Un taux de 80 % correspond à des troubles graves entraînant une entrave majeure dans la vie quotidienne de la personne avec atteinte de son autonomie individuelle. Cette autonomie individuelle est définie comme l’ensemble des actions que doit mettre en œuvre une personne, vis-à-vis d’elle-même, dans la vie quotidienne. Dès lors qu’elle doit être aidée totalement ou partiellement, ou surveillée dans leur accomplissement, ou ne les assure qu’avec les plus grandes difficultés, le taux de 80 % est atteint. C’est également le cas lorsqu’il y a déficience sévère avec abolition d’une fonction.

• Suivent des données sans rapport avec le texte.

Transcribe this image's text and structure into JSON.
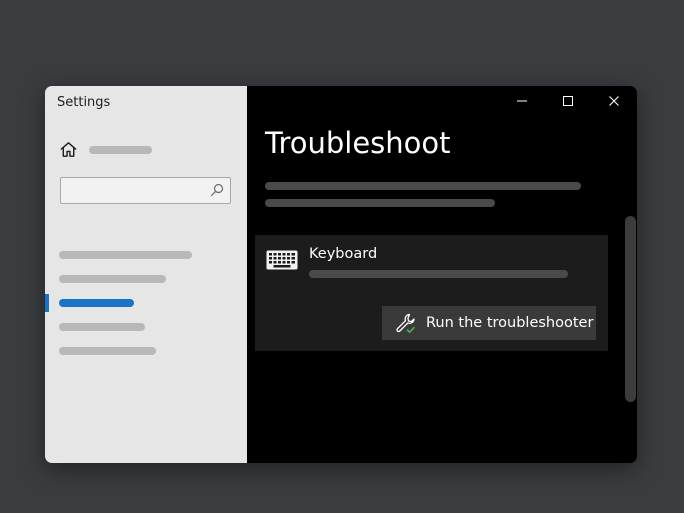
{
  "window": {
    "app_title": "Settings"
  },
  "sidebar": {
    "home_icon": "home-icon",
    "search_icon": "search-icon",
    "search_value": "",
    "selected_index": 2,
    "accent_color": "#1b73c9"
  },
  "main": {
    "title": "Troubleshoot",
    "card": {
      "icon": "keyboard-icon",
      "title": "Keyboard",
      "button_icon": "wrench-check-icon",
      "button_label": "Run the troubleshooter"
    }
  },
  "title_controls": [
    "minimize-icon",
    "maximize-icon",
    "close-icon"
  ]
}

Au vu des éléments versés aux débats, de l’ensemble des explications données par Monsieur [O], et de l’avis du médecin-consultant, il apparaît établi que l’intéressé présente, en considération des pathologies dont il est atteint lors de sa demande initiale, un taux d’incapacité inférieur à 50 %.

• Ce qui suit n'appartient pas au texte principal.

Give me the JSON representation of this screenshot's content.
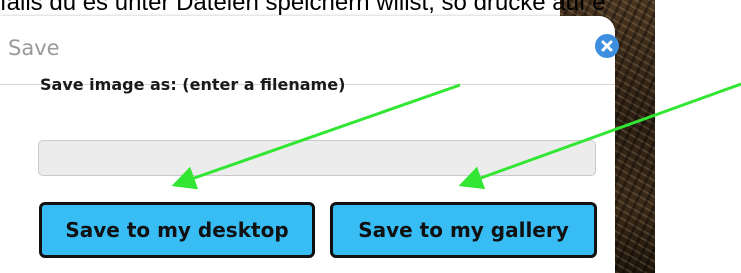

Sur la demande d’Allocation Adultes Handicapés :
Il résulte des dispositions des articles L.821-1 et 2, et D.821-1 du Code de la Sécurité Sociale que pour prétendre au bénéfice de l’allocation aux adultes handicapés, il est nécessaire de présenter, à la date de la demande ou d’effet de la décision contestée, SOIT un taux d’incapacité permanente au moins égal à 80 % par référence au guide-barème applicable pour l’évaluation des déficiences et incapacités des personnes handicapées, SOIT un taux d’incapacité inférieur à 80 % mais égal ou supérieure à 50% ET une restriction substantielle et durable pour l’accès à l’emploi.

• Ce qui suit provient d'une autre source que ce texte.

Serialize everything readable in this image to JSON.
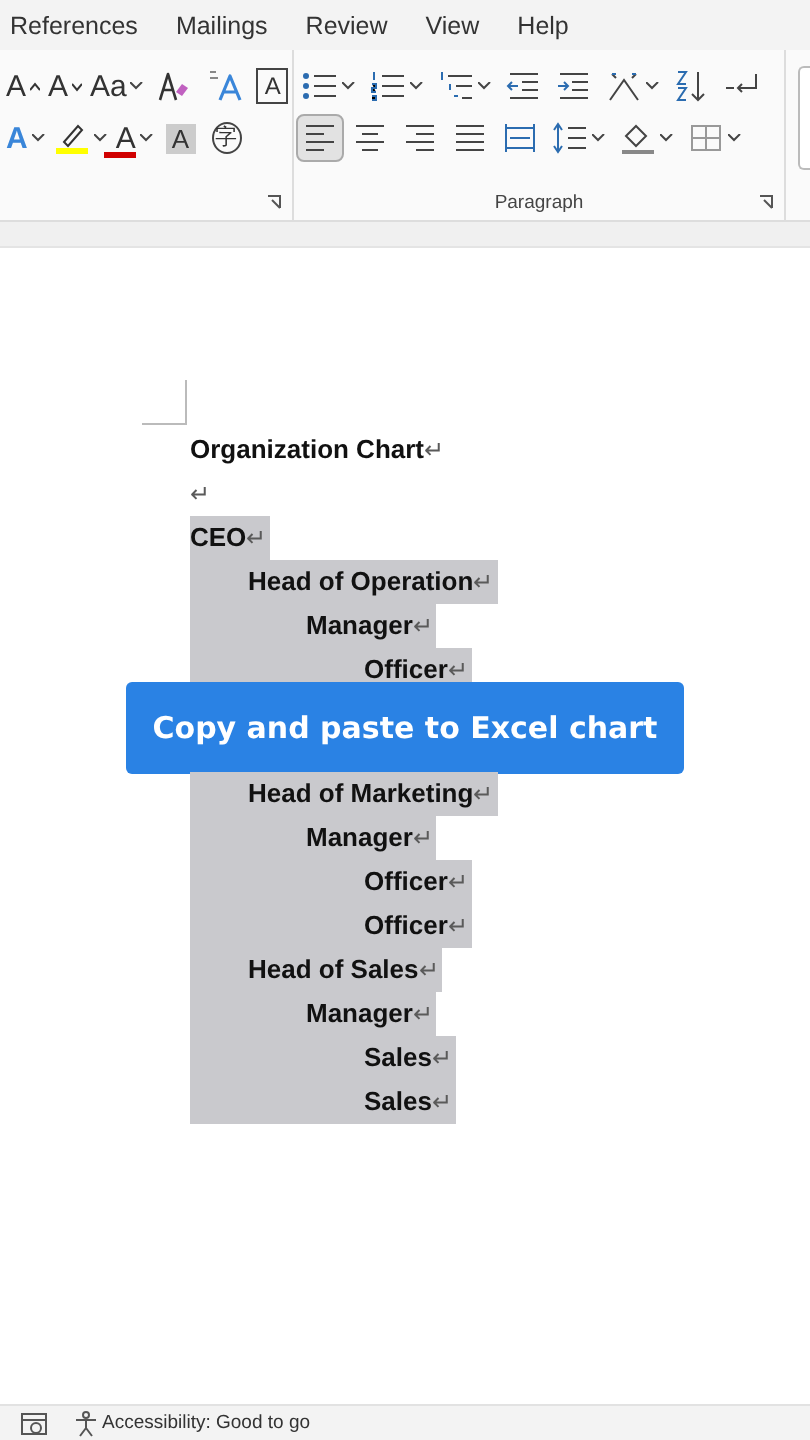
{
  "tabs": [
    {
      "label": "References"
    },
    {
      "label": "Mailings"
    },
    {
      "label": "Review"
    },
    {
      "label": "View"
    },
    {
      "label": "Help"
    }
  ],
  "font_group": {
    "row1": [
      {
        "kind": "grow",
        "label": "A"
      },
      {
        "kind": "shrink",
        "label": "A"
      },
      {
        "kind": "case",
        "label": "Aa",
        "dropdown": true
      },
      {
        "kind": "clear"
      },
      {
        "kind": "effects"
      },
      {
        "kind": "border",
        "label": "A"
      }
    ],
    "row2": [
      {
        "kind": "texteffect",
        "label": "A",
        "dropdown": true
      },
      {
        "kind": "highlight",
        "dropdown": true,
        "color": "#ffff00"
      },
      {
        "kind": "fontcolor",
        "label": "A",
        "dropdown": true,
        "color": "#d00000"
      },
      {
        "kind": "shade",
        "label": "A"
      },
      {
        "kind": "enclose",
        "label": "字"
      }
    ]
  },
  "paragraph_group": {
    "label": "Paragraph",
    "row1": [
      {
        "kind": "bullets",
        "dropdown": true
      },
      {
        "kind": "numbering",
        "dropdown": true
      },
      {
        "kind": "multilevel",
        "dropdown": true
      },
      {
        "kind": "outdent"
      },
      {
        "kind": "indent"
      },
      {
        "kind": "asian",
        "dropdown": true
      },
      {
        "kind": "sort"
      },
      {
        "kind": "marks"
      }
    ],
    "row2": [
      {
        "kind": "left",
        "selected": true
      },
      {
        "kind": "center",
        "selected": false
      },
      {
        "kind": "right",
        "selected": false
      },
      {
        "kind": "justify",
        "selected": false
      },
      {
        "kind": "distribute",
        "selected": false
      },
      {
        "kind": "spacing",
        "dropdown": true
      },
      {
        "kind": "bucket",
        "dropdown": true
      },
      {
        "kind": "borders",
        "dropdown": true
      }
    ]
  },
  "document": {
    "lines": [
      {
        "text": "Organization Chart",
        "mark": "↵",
        "selected": false
      },
      {
        "mark": "↵",
        "selected": false
      },
      {
        "text": "CEO",
        "mark": "↵",
        "selected": true,
        "children": [
          {
            "text": "Head of Operation",
            "mark": "↵",
            "selected": true,
            "children": [
              {
                "text": "Manager",
                "mark": "↵",
                "selected": true,
                "children": [
                  {
                    "text": "Officer",
                    "mark": "↵",
                    "selected": true
                  }
                ]
              }
            ]
          },
          {
            "text": "Head of Marketing",
            "mark": "↵",
            "selected": true,
            "children": [
              {
                "text": "Manager",
                "mark": "↵",
                "selected": true,
                "children": [
                  {
                    "text": "Officer",
                    "mark": "↵",
                    "selected": true
                  },
                  {
                    "text": "Officer",
                    "mark": "↵",
                    "selected": true
                  }
                ]
              }
            ]
          },
          {
            "text": "Head of Sales",
            "mark": "↵",
            "selected": true,
            "children": [
              {
                "text": "Manager",
                "mark": "↵",
                "selected": true,
                "children": [
                  {
                    "text": "Sales",
                    "mark": "↵",
                    "selected": true
                  },
                  {
                    "text": "Sales",
                    "mark": "↵",
                    "selected": true
                  }
                ]
              }
            ]
          }
        ]
      }
    ]
  },
  "banner": {
    "text": "Copy and paste to Excel chart"
  },
  "status_bar": {
    "accessibility": "Accessibility: Good to go"
  }
}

Dans ces conditions, la décision de la CDAPH en date du 22 décembre 2023 qui indique que le taux d’incapacité de monsieur [O] est inférieur à 50% doit donc être confirmée, et Monsieur [O] doit être débouté de sa demande d’attribution de l’Allocation Adulte Handicapé.
Sur les dépens :
Monsieur [O], qui succombe dans le cadre de la présente instance, supportera l’ensemble des dépens de l’instance conformément aux dispositions de l’article 696 du Code de procédure civile, à l’exception des frais de consultation médicale qui resteront à la charge de la Caisse Nationale d’Assurance Maladie en application des dispositions de l’article L.142-11 du Code de la sécurité sociale dans sa version en vigueur (résultant de la loi n°2019-774 du 24 juillet 2019) selon laquelle :
Les frais résultant des consultations et expertises ordonnées par les juridictions compétentes en application des articles L.141-1 et L.141-2 ainsi que dans le cadre des contentieux mentionnés à l’article L.142-2, à l’exclusion du 4°, sont pris en charge par l’organisme mentionné à l’article L.221-1.
PAR CES MOTIFS
Le tribunal, statuant publiquement par jugement contradictoire susceptible d’appel rendu par mise à disposition au greffe :
DIT que le taux d’incapacité dont est atteint Monsieur [Z] [O] est inférieur à 50 % lors de sa demande initiale ;
DÉBOUTE Monsieur [Z] [O] de sa demande d’Allocation Adulte Handicapé ;
DÉBOUTE les parties de toutes autres demandes plus amples ou contraires ;
RAPPELLE que les frais de la consultation médicale confiée au Docteur [U] seront à la charge de la Caisse Nationale d’Assurance Maladie ;
CONDAMNE Monsieur [Z] [O] au surplus des dépens de l’instance ;
RAPPELLE que conformément aux dispositions des articles 34 et 538 du Code de procédure civile et R.211-3 du Code de l’organisation judiciaire, les parties disposent d’un délai de UN MOIS à compter de la notification de la présente décision pour en INTERJETER APPEL ;
AINSI JUGÉ ET PRONONCÉ par mise à disposition du jugement au greffe du Tribunal le 12 décembre 2025, les parties en ayant été préalablement avisées dans les conditions prévues au deuxième alinéa de l’article 450 du code de procédure civile, la minute étant signée par Jacques Chaumié, président, et par Monsieur Sylvain BOUVARD, greffier.